Stary przepis na racuchy. Moja babcia miała listę zasad, ale jedna była najważniejsza - chodziło o "diabelską wodę"

Moja babcia była mistrzynią racuchów drożdżowych i jako mała dziewczynka patrzyłam na ich robienie jak na magiczny rytuał. Babcia miała całą listę zasad, które bezwzględnie musiały być spełnione, by racuchy wyszły delikatne i puszyste jak chmurka. Jedna z zasad dotyczyła dodatku, który wydawał mi się co najmniej niezrozumiały. Chodziło o kieliszek spirytusu.

Więcej przepisów znajdziesz na naszej stronie głównej Gazeta.pl

Zobacz wideo

Racuchy drożdżowe zawsze zbudzały we mnie jakiegoś rodzaju respekt, pewnie dlatego, że moja babcia podchodziła do ich wykonania niemal z namaszczeniem. Już godzinę przez początkiem przygotowywania ciasta, wszystkie drzwi i okna musiały być zamknięte, by nie było przeciągów. Stół, na którym rosło ciasto, nie mógł się chwiać (babcia podkładała gazetę pod jedną nogę), miska musiała być przykryta wyłącznie lnianą ściereczką, a domownicy musieli chodzić na paluszkach, gdy ciasto rosło. Jako dziewczyna myślałam, że to dlatego, że ciasto musi rosnąć w ciszy, ale nie rozumiałam, po co babcia je "upija" spirytusem. Dziś wiem, że dodatek spirytusu do ciasta na racuchy sprawi, że podczas smażenia nie chłoną tłuszczu i wychodzą delikatne i puszyste. Dziś zdradzę przepis na racuchy takie, jak przed laty robiła moja babcia. 

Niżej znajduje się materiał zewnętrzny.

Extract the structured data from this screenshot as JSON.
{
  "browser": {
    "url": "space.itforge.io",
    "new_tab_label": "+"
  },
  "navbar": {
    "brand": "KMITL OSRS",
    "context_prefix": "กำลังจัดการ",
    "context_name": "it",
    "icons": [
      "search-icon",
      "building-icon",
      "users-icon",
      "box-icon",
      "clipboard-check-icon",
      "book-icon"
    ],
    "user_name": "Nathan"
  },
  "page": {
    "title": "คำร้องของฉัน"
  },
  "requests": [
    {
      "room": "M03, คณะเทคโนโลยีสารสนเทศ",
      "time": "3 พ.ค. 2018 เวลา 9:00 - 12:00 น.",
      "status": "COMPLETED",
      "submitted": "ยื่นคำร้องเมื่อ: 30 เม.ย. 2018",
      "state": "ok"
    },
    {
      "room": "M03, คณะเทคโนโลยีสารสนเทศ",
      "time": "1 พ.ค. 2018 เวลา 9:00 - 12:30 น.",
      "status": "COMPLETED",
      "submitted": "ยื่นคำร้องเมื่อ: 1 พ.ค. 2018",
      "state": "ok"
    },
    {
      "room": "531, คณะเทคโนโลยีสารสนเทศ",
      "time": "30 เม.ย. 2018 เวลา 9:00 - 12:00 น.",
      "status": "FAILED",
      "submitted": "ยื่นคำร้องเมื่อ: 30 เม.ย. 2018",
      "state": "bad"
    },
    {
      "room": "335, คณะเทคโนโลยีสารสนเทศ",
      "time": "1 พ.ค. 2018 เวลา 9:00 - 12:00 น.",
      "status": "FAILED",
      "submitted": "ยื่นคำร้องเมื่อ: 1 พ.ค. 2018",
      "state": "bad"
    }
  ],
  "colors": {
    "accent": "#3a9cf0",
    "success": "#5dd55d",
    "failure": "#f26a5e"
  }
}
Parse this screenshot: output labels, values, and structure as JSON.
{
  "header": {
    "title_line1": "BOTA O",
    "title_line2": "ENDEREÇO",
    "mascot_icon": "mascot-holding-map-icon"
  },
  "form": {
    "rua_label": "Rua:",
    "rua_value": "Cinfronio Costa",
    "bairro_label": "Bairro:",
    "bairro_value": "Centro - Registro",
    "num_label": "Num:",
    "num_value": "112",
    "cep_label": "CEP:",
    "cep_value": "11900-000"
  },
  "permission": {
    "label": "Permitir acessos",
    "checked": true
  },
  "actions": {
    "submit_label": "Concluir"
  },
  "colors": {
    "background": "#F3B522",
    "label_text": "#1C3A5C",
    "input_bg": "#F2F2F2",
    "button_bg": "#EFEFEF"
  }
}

Stary przepis na racuchy drożdżowe

Składniki:

  • 0,5 kg mąki pszennej
  • 40 g drożdży
  • 1,5 szklanki letniego mleka
  • 1 jajko
  • 2 łyżki cukru
  • 1 łyżka cukru waniliowego
  • szczypta soli
  • kieliszek spirytusu (40 ml)
  • olej roślinny do smażenia

Wszystkie składniki powinny mieć temperaturę pomieszczenia, a temperatura mleka powinna wynosić między 30 a 40 stopni Celsjusza.

Sposób wykonania:

  1. W rondelku zagrzej mleko. Następnie odlej połowę do miseczki, wkrusz drożdże, dodaj 2 łyżki mąki i cukier. Wymieszaj i odstaw, by rozczyn zaczął pracować. Miskę z rozczynem warto przykryć ściereczką i postawić w ciepłym miejscu. 
  2. Do dużej miski przesiej mąkę, dodaj jajko oraz resztę mleka i zacznij zagniatać, stopniowo dolewając wyrośnięty rozczyn. Babcia radziła, żeby zagniatać ciasto drożdżowe ciepłymi dłońmi, bez biżuterii. 
  3. Kiedy ciasto będzie już jednolite i pozbawione grudek, dolej kieliszek spirytusu. Następnie lekko uklep ciasto, napowietrzając je. Przykryj miskę z ciastem ściereczką i odstaw na ok. godzinę, by co najmniej podwoiło lub nawet potroiło swoją objętość. 
  4. Kiedy ciasto już wyrośnie, możesz zabierać się za smażenie. Na patelni rozgrzej olej tak, by w całości przykrył dno. Olej musi być gorący, ale moc palnika niewielka. Olej nalej także do małej miseczki, w której będziesz zanurzać łyżkę przed nabieraniem ciasta - to sprawi, że ciasto nie będzie przywierać do łyżki.
  5. Nakładaj racuszki łyżką na patelnię i kiedy zezłocą się od spodu, przekręć je na drugą stronę. Następnie przełóż je na ręcznik papierowy, by odsączyć je z nadmiaru tłuszczu. Podawaj oprószone cukrem pudrem lub w towarzystwie ulubionej konfitury.

Trik ze spirytusem sprawia, że racuchy drożdżowe wychodzą delikatne i bardzo puszyste. Nie musisz się obawiać, że racuchy zmienią smak - spirytus nie jest wyczuwalny.